Came across this old footbridge in Caesar Creek State Park while we were there for the Maple Syrup weekend recently. It sure has seen better days and is currently closed off to traffic. Another harsh winter like this year’s and it will probably collapse into the creek below.

Old farm windmill

Besides the ubiquitous red barn, nothing conjures up memories of a farm than the windmill. Used primarily to pump water for livestock, it was also a good indicator of approaching weather storms. These days, windmills are used to generate electricity. Harnessing the wind is cheap and green. The farmer of times gone by knew the importance of the wind to the survival of his farm. Maybe the world needs to step back in time and realize that our ancestors may have been smarter then we are today.

Waiting…

With 3 weeks to go until the due date, Emilia and I are busy preparing for the arrival of our first child. The past 9 months have definitely been filled with anticipation, nervousness and unequaled joy. Our lives are not changing, they are being completed.

Horseshoe Curve

Horseshoe Curve is a famous railroad curve near Altoona, Pennsylvania. It was built by the Pennsylvania Railroad during 1854 in Kittanning Gap at the summit of the Allegheny Front. The curve was built in response to the difficulty of constructing a railroad through the summit of the Allegheny Mountains. It was such an important location that it was guarded by Union soldiers during the American Civil War and the Nazis attempted to sabotage it in Operation Pastorius during World War II. The curve was designated as a National Historic Landmark in 1966, and is now a part of the National Register of Historic Places. Amtrak’s Pennsylvanian service uses this route from Pittsburgh to New York City.

Flatiron

I found myself agape, admiring a skyscraper – the prow of the Flatiron Building, to be particular, ploughing up through the traffic of Broadway and Fifth Avenue in the late-afternoon light. – H.G. Wells (1906)

Morning on Chimney Rock

Chimney Rock State Park near Asheville, NC features a 315 foot granite monolith. The rock is accessible via elevator and provides stunning views of the nearby countryside. The park was privately owned until 2007, when the State of North Carolina purchased it from a family for $24 million. The park offers hiking trails for all skill levels, spectacular views, and a 404-foot waterfall, Hickory Nut Falls.

Ultrasound

The most important photograph I never took.
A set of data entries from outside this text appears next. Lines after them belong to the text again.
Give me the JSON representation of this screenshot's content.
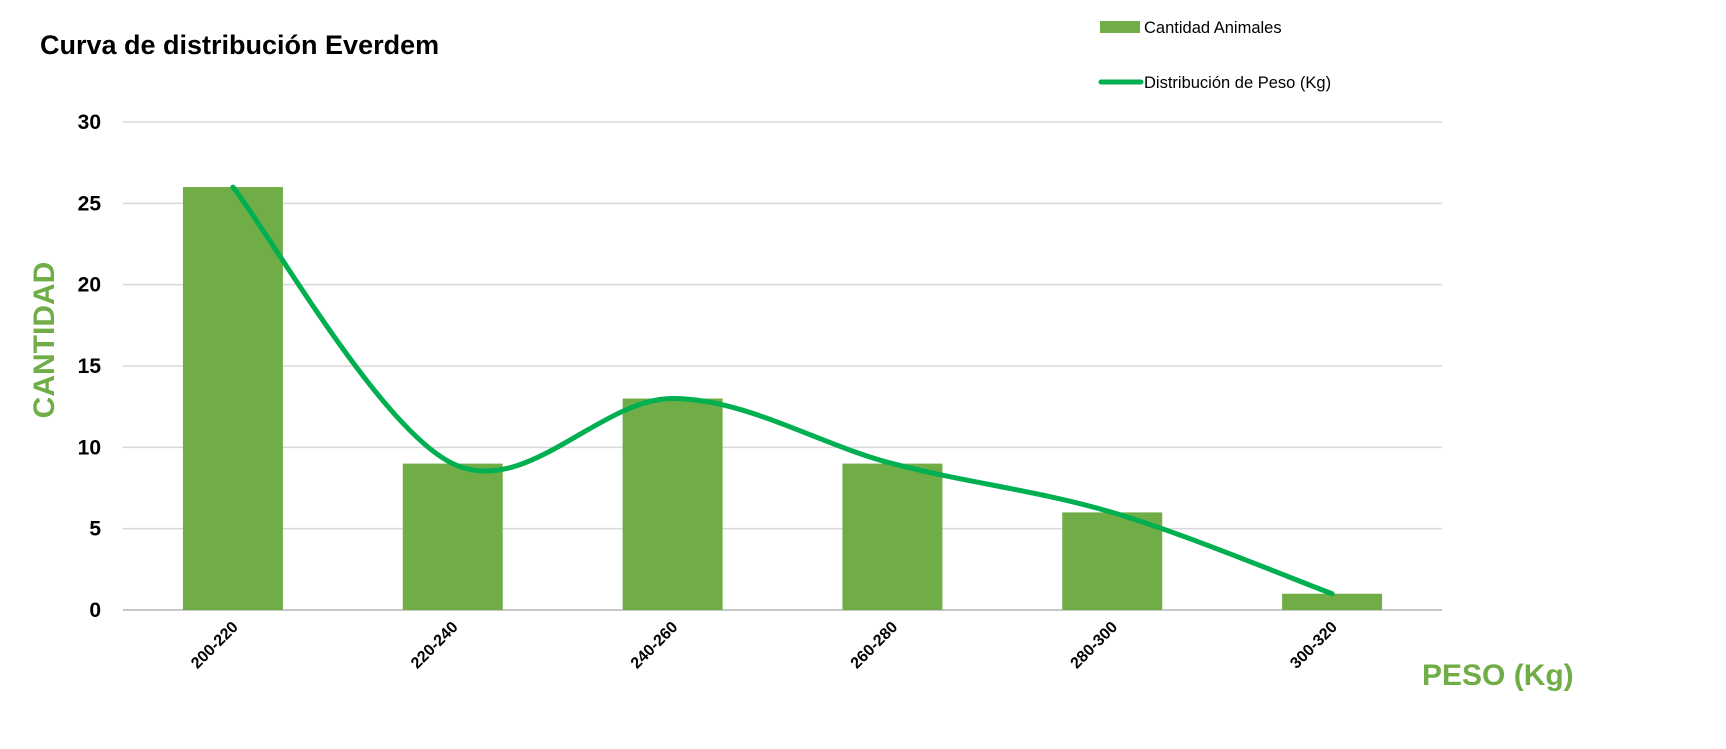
{
  "chart_data": {
    "type": "bar",
    "title": "Curva de distribución Everdem",
    "xlabel": "PESO (Kg)",
    "ylabel": "CANTIDAD",
    "categories": [
      "200-220",
      "220-240",
      "240-260",
      "260-280",
      "280-300",
      "300-320"
    ],
    "series": [
      {
        "name": "Cantidad Animales",
        "type": "bar",
        "values": [
          26,
          9,
          13,
          9,
          6,
          1
        ],
        "color": "#70AD47"
      },
      {
        "name": "Distribución de Peso (Kg)",
        "type": "line",
        "smooth": true,
        "values": [
          26,
          9,
          13,
          9,
          6,
          1
        ],
        "color": "#00B050"
      }
    ],
    "ylim": [
      0,
      30
    ],
    "yticks": [
      0,
      5,
      10,
      15,
      20,
      25,
      30
    ],
    "grid": true,
    "legend_position": "top-right",
    "axis_label_color": "#70AD47",
    "gridline_color": "#D9D9D9"
  }
}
Emilia and I had our first visit with the baby doctor today. The doctor performed an ultrasound and we also were able to hear the baby’s heartbeat for the first time. So I present to you, Baby Mahoney. A very robust 3.39cm long at 10 weeks and 2 days old and the heartbeat at a very healthy 170 beats per minute. Is it too early to start spoiling him or her?

Mute Swan Family

From 2006, this Mute Swan family is enjoying a swim together. From East Harbor State Park in Ohio.

Three Generations

Three generations visiting the Statue of Liberty in 2006. No matter how you came to be in America, whether immigrated or born here, being a part of this country is one of the greatest privileges in the world. Happy Birthday, America!

Christopher Columbus Memorial Fountain

It was June 8, 1912, a day the New York Times called “second only to the inauguration of a President” because of the parade that included 15,000 troops, 2,000 motor cars, 50,000 Knights of Columbus, around 150,000 spectators, a 21 gun salute, and elaborate horse-drawn floats depicting noteworthy incidents in Columbus’ life.
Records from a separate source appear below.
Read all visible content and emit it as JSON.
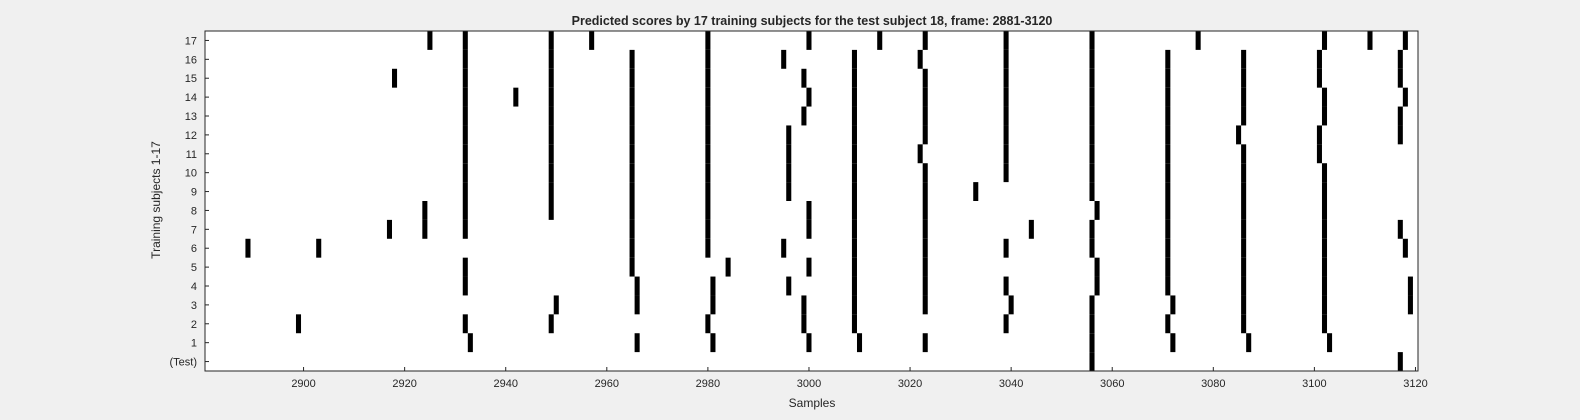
{
  "chart_data": {
    "type": "heatmap",
    "title": "Predicted scores by 17 training subjects for the test subject 18, frame: 2881-3120",
    "xlabel": "Samples",
    "ylabel": "Training subjects 1-17",
    "xlim": [
      2881,
      3120
    ],
    "xticks": [
      2900,
      2920,
      2940,
      2960,
      2980,
      3000,
      3020,
      3040,
      3060,
      3080,
      3100,
      3120
    ],
    "rows": [
      "(Test)",
      "1",
      "2",
      "3",
      "4",
      "5",
      "6",
      "7",
      "8",
      "9",
      "10",
      "11",
      "12",
      "13",
      "14",
      "15",
      "16",
      "17"
    ],
    "background": "#ffffff",
    "mark_color": "#000000",
    "grid": false,
    "marks": [
      {
        "row": "(Test)",
        "x": [
          3056,
          3117
        ]
      },
      {
        "row": "1",
        "x": [
          2933,
          2966,
          2981,
          3000,
          3010,
          3023,
          3056,
          3072,
          3087,
          3103
        ]
      },
      {
        "row": "2",
        "x": [
          2899,
          2932,
          2949,
          2980,
          2999,
          3009,
          3039,
          3056,
          3071,
          3086,
          3102
        ]
      },
      {
        "row": "3",
        "x": [
          2950,
          2966,
          2981,
          2999,
          3009,
          3023,
          3040,
          3056,
          3072,
          3086,
          3102,
          3119
        ]
      },
      {
        "row": "4",
        "x": [
          2932,
          2966,
          2981,
          2996,
          3009,
          3023,
          3039,
          3057,
          3071,
          3086,
          3102,
          3119
        ]
      },
      {
        "row": "5",
        "x": [
          2932,
          2965,
          2984,
          3000,
          3009,
          3023,
          3057,
          3071,
          3086,
          3102
        ]
      },
      {
        "row": "6",
        "x": [
          2889,
          2903,
          2965,
          2980,
          2995,
          3009,
          3023,
          3039,
          3056,
          3071,
          3086,
          3102,
          3118
        ]
      },
      {
        "row": "7",
        "x": [
          2917,
          2924,
          2932,
          2965,
          2980,
          3000,
          3009,
          3023,
          3044,
          3056,
          3071,
          3086,
          3102,
          3117
        ]
      },
      {
        "row": "8",
        "x": [
          2924,
          2932,
          2949,
          2965,
          2980,
          3000,
          3009,
          3023,
          3057,
          3071,
          3086,
          3102
        ]
      },
      {
        "row": "9",
        "x": [
          2932,
          2949,
          2965,
          2980,
          2996,
          3009,
          3023,
          3033,
          3056,
          3071,
          3086,
          3102
        ]
      },
      {
        "row": "10",
        "x": [
          2932,
          2949,
          2965,
          2980,
          2996,
          3009,
          3023,
          3039,
          3056,
          3071,
          3086,
          3102
        ]
      },
      {
        "row": "11",
        "x": [
          2932,
          2949,
          2965,
          2980,
          2996,
          3009,
          3022,
          3039,
          3056,
          3071,
          3086,
          3101
        ]
      },
      {
        "row": "12",
        "x": [
          2932,
          2949,
          2965,
          2980,
          2996,
          3009,
          3023,
          3039,
          3056,
          3071,
          3085,
          3101,
          3117
        ]
      },
      {
        "row": "13",
        "x": [
          2932,
          2949,
          2965,
          2980,
          2999,
          3009,
          3023,
          3039,
          3056,
          3071,
          3086,
          3102,
          3117
        ]
      },
      {
        "row": "14",
        "x": [
          2942,
          2932,
          2949,
          2965,
          2980,
          3000,
          3009,
          3023,
          3039,
          3056,
          3071,
          3086,
          3102,
          3118
        ]
      },
      {
        "row": "15",
        "x": [
          2918,
          2932,
          2949,
          2965,
          2980,
          2999,
          3009,
          3023,
          3039,
          3056,
          3071,
          3086,
          3101,
          3117
        ]
      },
      {
        "row": "16",
        "x": [
          2932,
          2949,
          2965,
          2980,
          2995,
          3009,
          3022,
          3039,
          3056,
          3071,
          3086,
          3101,
          3117
        ]
      },
      {
        "row": "17",
        "x": [
          2925,
          2932,
          2949,
          2957,
          2980,
          3000,
          3014,
          3023,
          3039,
          3056,
          3077,
          3102,
          3111,
          3118
        ]
      }
    ]
  }
}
At the unveiling ceremony, President Taft said, “It is most difficult for us by any effort of the imagination to take in the problem which Columbus solved.” Yet today Columbus is hardly thought of as a national hero to anyone beyond the third grade. Maybe the Columbus statue has simply been gradually overlooked as Washington, D.C. has continued to add more and more monuments.
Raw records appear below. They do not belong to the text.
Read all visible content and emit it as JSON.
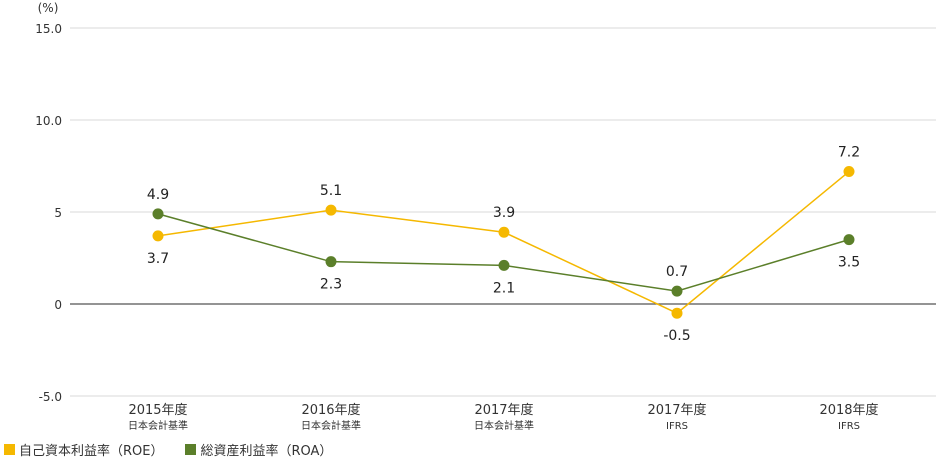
{
  "chart_data": {
    "type": "line",
    "unit_label": "(%)",
    "y_ticks": [
      "15.0",
      "10.0",
      "5",
      "0",
      "-5.0"
    ],
    "y_tick_values": [
      15,
      10,
      5,
      0,
      -5
    ],
    "ylim": [
      -5,
      15
    ],
    "categories": [
      {
        "year": "2015年度",
        "standard": "日本会計基準"
      },
      {
        "year": "2016年度",
        "standard": "日本会計基準"
      },
      {
        "year": "2017年度",
        "standard": "日本会計基準"
      },
      {
        "year": "2017年度",
        "standard": "IFRS"
      },
      {
        "year": "2018年度",
        "standard": "IFRS"
      }
    ],
    "series": [
      {
        "name": "自己資本利益率（ROE）",
        "color": "#f5b800",
        "values": [
          3.7,
          5.1,
          3.9,
          -0.5,
          7.2
        ],
        "labels": [
          "3.7",
          "5.1",
          "3.9",
          "-0.5",
          "7.2"
        ],
        "label_pos": [
          "below",
          "above",
          "above",
          "below",
          "above"
        ]
      },
      {
        "name": "総資産利益率（ROA）",
        "color": "#5b7f2a",
        "values": [
          4.9,
          2.3,
          2.1,
          0.7,
          3.5
        ],
        "labels": [
          "4.9",
          "2.3",
          "2.1",
          "0.7",
          "3.5"
        ],
        "label_pos": [
          "above",
          "below",
          "below",
          "above",
          "below"
        ]
      }
    ],
    "grid": true,
    "legend_position": "bottom-left"
  }
}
The rear of the monument features a medallion in honor of Spanish financiers King Ferdinand and Queen Isabella and three flagpoles representing the three ships of Columbus’ envoy. Along with the inscription reading: “To the memory of Christopher Columbus, whose high faith and indomitable courage gave to mankind a new world.”

As you emerge from Union Station, the first thing you see is the rear of the Columbus fountain. Its marbled plaza is an alluring first sight, fitting as it is with the classicism of Union Station itself, and it’s open enough to provide a breath of fresh air and space after a cramped train ride.

Happy 4th of July, and thanks Christopher for discovering America, or re-discovering it!